Read, test, and play around with the programs available at my Python page.
Nothing to turn in. Bring questions to class on Wednesday, January 6.
Reading: The Tar Pit by Fred Brooks. Available via Moodle.
By ready to discuss in class on Wednesday, January 6.
Unix miscellany
Due on paper, 8:30 AM Friday, January 8.

Week 2

Functional and command-line interfaces. Style.
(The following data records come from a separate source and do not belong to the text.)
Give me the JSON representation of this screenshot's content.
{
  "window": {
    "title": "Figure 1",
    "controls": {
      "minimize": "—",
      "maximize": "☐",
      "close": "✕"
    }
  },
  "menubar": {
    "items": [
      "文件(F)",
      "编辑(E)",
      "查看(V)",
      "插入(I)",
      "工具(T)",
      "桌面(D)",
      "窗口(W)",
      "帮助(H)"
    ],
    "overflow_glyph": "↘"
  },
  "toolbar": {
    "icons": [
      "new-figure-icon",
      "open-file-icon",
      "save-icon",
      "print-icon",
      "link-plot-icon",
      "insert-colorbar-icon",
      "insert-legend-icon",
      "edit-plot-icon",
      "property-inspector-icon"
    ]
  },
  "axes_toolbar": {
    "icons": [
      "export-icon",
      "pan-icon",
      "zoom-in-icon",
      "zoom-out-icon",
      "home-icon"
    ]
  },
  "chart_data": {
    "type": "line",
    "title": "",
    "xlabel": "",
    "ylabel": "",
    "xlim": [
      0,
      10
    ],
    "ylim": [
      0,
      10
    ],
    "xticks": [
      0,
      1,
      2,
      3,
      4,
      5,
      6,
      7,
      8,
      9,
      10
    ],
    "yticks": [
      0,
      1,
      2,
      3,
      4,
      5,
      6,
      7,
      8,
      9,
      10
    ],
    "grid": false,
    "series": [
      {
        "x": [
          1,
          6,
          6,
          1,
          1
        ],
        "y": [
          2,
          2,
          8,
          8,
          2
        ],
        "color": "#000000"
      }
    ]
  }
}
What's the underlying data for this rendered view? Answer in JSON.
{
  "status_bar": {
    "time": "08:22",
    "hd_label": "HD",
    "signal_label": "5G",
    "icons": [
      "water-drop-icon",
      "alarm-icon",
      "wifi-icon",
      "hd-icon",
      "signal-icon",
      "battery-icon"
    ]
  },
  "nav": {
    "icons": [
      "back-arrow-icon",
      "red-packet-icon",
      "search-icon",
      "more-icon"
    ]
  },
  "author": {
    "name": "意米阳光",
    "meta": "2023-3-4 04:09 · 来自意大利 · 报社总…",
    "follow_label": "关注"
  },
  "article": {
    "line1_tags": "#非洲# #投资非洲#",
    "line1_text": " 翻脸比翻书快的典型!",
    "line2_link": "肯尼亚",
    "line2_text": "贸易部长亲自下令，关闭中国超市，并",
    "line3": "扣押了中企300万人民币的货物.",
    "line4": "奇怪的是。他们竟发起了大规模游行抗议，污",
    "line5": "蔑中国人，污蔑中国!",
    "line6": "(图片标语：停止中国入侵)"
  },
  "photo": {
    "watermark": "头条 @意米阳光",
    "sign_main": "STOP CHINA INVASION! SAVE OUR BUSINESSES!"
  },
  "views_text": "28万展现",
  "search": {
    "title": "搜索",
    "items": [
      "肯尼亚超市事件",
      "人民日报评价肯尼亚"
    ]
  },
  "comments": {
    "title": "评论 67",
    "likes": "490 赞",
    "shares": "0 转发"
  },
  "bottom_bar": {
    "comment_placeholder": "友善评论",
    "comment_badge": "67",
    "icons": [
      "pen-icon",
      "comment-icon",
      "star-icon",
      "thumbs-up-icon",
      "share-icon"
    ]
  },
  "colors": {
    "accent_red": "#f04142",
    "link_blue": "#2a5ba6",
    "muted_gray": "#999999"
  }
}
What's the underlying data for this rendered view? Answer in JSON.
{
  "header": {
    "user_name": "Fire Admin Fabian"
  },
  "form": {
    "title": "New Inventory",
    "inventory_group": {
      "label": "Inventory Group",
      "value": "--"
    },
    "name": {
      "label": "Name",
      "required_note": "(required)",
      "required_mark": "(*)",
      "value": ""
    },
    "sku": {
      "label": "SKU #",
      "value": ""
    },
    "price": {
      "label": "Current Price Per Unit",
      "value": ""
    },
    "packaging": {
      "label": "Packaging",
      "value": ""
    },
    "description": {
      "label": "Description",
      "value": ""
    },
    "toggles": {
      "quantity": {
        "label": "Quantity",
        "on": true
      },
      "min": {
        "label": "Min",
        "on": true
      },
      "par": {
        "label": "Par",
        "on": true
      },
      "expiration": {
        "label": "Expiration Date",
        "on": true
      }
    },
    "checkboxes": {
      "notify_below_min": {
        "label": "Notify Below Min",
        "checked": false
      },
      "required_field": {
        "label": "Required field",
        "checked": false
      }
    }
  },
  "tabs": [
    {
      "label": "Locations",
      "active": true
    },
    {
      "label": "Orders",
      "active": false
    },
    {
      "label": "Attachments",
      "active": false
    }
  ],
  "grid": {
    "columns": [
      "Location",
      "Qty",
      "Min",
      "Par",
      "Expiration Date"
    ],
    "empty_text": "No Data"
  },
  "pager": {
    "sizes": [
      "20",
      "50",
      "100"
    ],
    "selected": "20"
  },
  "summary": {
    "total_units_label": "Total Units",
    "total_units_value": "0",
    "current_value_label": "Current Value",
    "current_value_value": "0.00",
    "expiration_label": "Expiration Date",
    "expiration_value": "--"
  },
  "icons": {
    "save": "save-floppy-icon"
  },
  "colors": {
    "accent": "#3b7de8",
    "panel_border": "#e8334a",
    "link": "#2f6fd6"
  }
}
Readings: Functions from Clean Code by Robert C. Martin, and High-Quality Routines and The Commento from Code Complete by Steve McConnell,
Posted on Moodle. Read by Monday, January 11.
A Python warm-up
Hand in via Collab by 8:30AM Wednesday, January 13
Taking over the world with an RSS feed filter.
Due 8:30AM Wednesday, 20 January 2010. You may work with a partner. We will have code reviews for this assignment.

Week 3

Catch-up & code reviews.

Reading: Assert Yourself by Steve Maguire. Available via Moodle.
Read it soon.
Code reviews and RSS revision.
Reviews will be Thursday and Friday Jan 21-22. Revision due Wednesday, Jan 27.

Weeks 4 and 5

Testing & tools.

Test-driven development: test cases for Mancala.
Submit via e-mail to Jeff by 8:30AM Monday, February 1.
Test-driven development part 2: Mancala implementation.
Have ready to test by 8:30AM Friday, February 5.
Mancala lab.
Final program plus report due by the end of the day Sunday.

Weeks 6, 7

Object-oriented design

An animation with a class hierarchy of sprites.
New due date: 8:30AM Monday, February 22
Reading: Freeman and Freeman, Chapters 1 and 2.
Soon. We'll start discussing this on Monday.

Week 8

Design patterns and a visitor

Send me via e-mail at least two ideas for a final project.
End of the day Wednesday, Feb 24
A stock market viewer. This assignment has been cancelled.
Due date: 8:30AM Monday, March 1.
Reading: Freeman and Freeman, Chapters 4 (factories) and 12 (model-view-controller).
Soon. We'll discuss both in class Wednesday, and your assignment for March 1 is based on Chapter 12.

Week 9

User interface design. Use cases.

The final project
Description and interface diagrams due Monday, March 1 in class on paper. Final product due 5:00PM Monday, March 15.
Reading: Tidwell, Preface and Chapter 01.
We'll be talking about this on Monday, and go deeper into the book later next week.
Reading: Tidwell, Chapters 03 (navigation) and 05 (actions).
Of the programs you use, what has good navigation? Bad navigation? Where does the good/bad navigation experience come from? How could you replicate the good? (Same questions for actions.) Let's talk on Wednesday.